Les relations des Français vis à vis des villes se transforment. Nos compatriotes ont de nouvelles aspirations. La deuxième édition de l’Observatoire des usages et représentations des territoires livre des clés pour repenser lieux de vie et manières de faire la ville, converger vers les nouveaux désirs et aspirations des habitant(e) s et créer les conditions d’une bonne, voire d’une meilleure, qualité de vie.
C’est un fait : le modèle de la ville en général et de la métropole en particulier perd de son attrait auprès des individus tant il est pour beaucoup associé à un espace de toutes les concentrations (congestions, stress, pollution…). Alors que plus des trois quarts de la population française habitent en ville, ce constat interpelle. Plus encore, ce modèle urbain trouve ses limites dans les déséquilibres du territoire. Le mouvement des Gilets Jaunes a pris racine dans la distance croissante entre les habitants et les ressources. La deuxième édition* de l’Observatoire des usages et représentations des territoires souligne l’influence de l’aménagement du territoire sur ce mécontentement et révèle le désir de “proximités” – accessibilités du travail et des aménités et qualités des voisinages. Un sujet que traite la toute nouvelle revue d’INfluencia (« L’odyssée des territoires »)** qui sort cette semaine**. Guénaëlle Gault, directrice générale de l’ObSoCo répond à nos questions.
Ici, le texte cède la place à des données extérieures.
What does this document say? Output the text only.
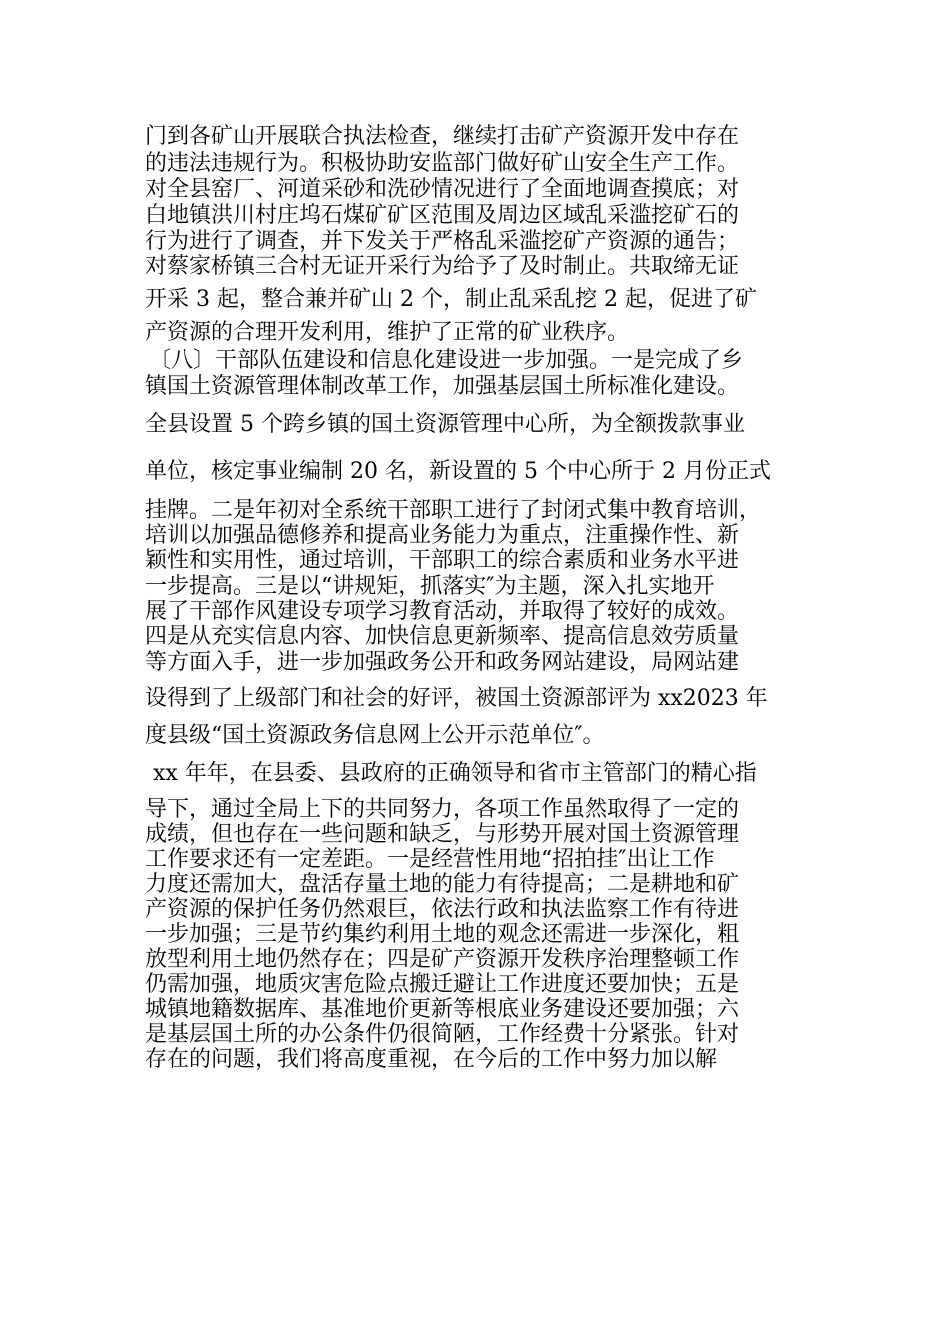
门到各矿山开展联合执法检查，继续打击矿产资源开发中存在
的违法违规行为。积极协助安监部门做好矿山安全生产工作。
对全县窑厂、河道采砂和洗砂情况进行了全面地调查摸底；对
白地镇洪川村庄坞石煤矿矿区范围及周边区域乱采滥挖矿石的
行为进行了调查，并下发关于严格乱采滥挖矿产资源的通告；
对蔡家桥镇三合村无证开采行为给予了及时制止。共取缔无证
开采 3 起，整合兼并矿山 2 个，制止乱采乱挖 2 起，促进了矿
产资源的合理开发利用，维护了正常的矿业秩序。
〔八〕干部队伍建设和信息化建设进一步加强。一是完成了乡
镇国土资源管理体制改革工作，加强基层国土所标准化建设。
全县设置 5 个跨乡镇的国土资源管理中心所，为全额拨款事业
单位，核定事业编制 20 名，新设置的 5 个中心所于 2 月份正式
挂牌。二是年初对全系统干部职工进行了封闭式集中教育培训，
培训以加强品德修养和提高业务能力为重点，注重操作性、新
颖性和实用性，通过培训，干部职工的综合素质和业务水平进
一步提高。三是以“讲规矩，抓落实″为主题，深入扎实地开
展了干部作风建设专项学习教育活动，并取得了较好的成效。
四是从充实信息内容、加快信息更新频率、提高信息效劳质量
等方面入手，进一步加强政务公开和政务网站建设，局网站建
设得到了上级部门和社会的好评，被国土资源部评为 xx2023 年
度县级“国土资源政务信息网上公开示范单位″。
xx 年年，在县委、县政府的正确领导和省市主管部门的精心指
导下，通过全局上下的共同努力，各项工作虽然取得了一定的
成绩，但也存在一些问题和缺乏，与形势开展对国土资源管理
工作要求还有一定差距。一是经营性用地“招拍挂″出让工作
力度还需加大，盘活存量土地的能力有待提高；二是耕地和矿
产资源的保护任务仍然艰巨，依法行政和执法监察工作有待进
一步加强；三是节约集约利用土地的观念还需进一步深化，粗
放型利用土地仍然存在；四是矿产资源开发秩序治理整顿工作
仍需加强，地质灾害危险点搬迁避让工作进度还要加快；五是
城镇地籍数据库、基准地价更新等根底业务建设还要加强；六
是基层国土所的办公条件仍很简陋，工作经费十分紧张。针对
存在的问题，我们将高度重视，在今后的工作中努力加以解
INfluencia : plus d’un Français sur deux souhaite aller vivre ailleurs et cette envie se renforce d’année en année. Comment expliquez-vous ce résultat ?
Guénaëlle Gault : en effet, s’ils en avaient la possibilité 53% des Français voudraient aller vivre ailleurs et cette proportion gagne 5 points en 2 ans. Ce chiffre fait d’ailleurs écho à ce que l’on observe dans un autre de nos Observatoires*** qui soulignait fin 2019 que 56% de nos concitoyens aspiraient à consommer autrement, en progression de 10 points en 5 ans. Ces évolutions disent une chose : notre organisation économique et sociale héritée de la modernité est décidément en question. Et cela se manifeste jusques et y compris dans la façon concrète de vivre et d’habiter. Le rejet de la métropole est patent : celle-ci ne constitue le lieu de vie idéal que d’une minorité de Français (12% aimeraient y vivre, 7% dans sa périphérie). Désormais l’hyper-ville se trouve donc autant décriée que l’hypermarché et l’hyperconsommation pour les déséquilibres de plus en plus difficilement soutenables qu’elle provoque, en son sein mais aussi sur l’ensemble du territoire. L’envie de vivre ailleurs est en effet très corrélée à la densité réelle et perçue : elle est avant tout le fait de ceux qui vivent une trop forte ou, à l’inverse, une trop faible densité, l’une comme l’autre impactant négativement la qualité de vie.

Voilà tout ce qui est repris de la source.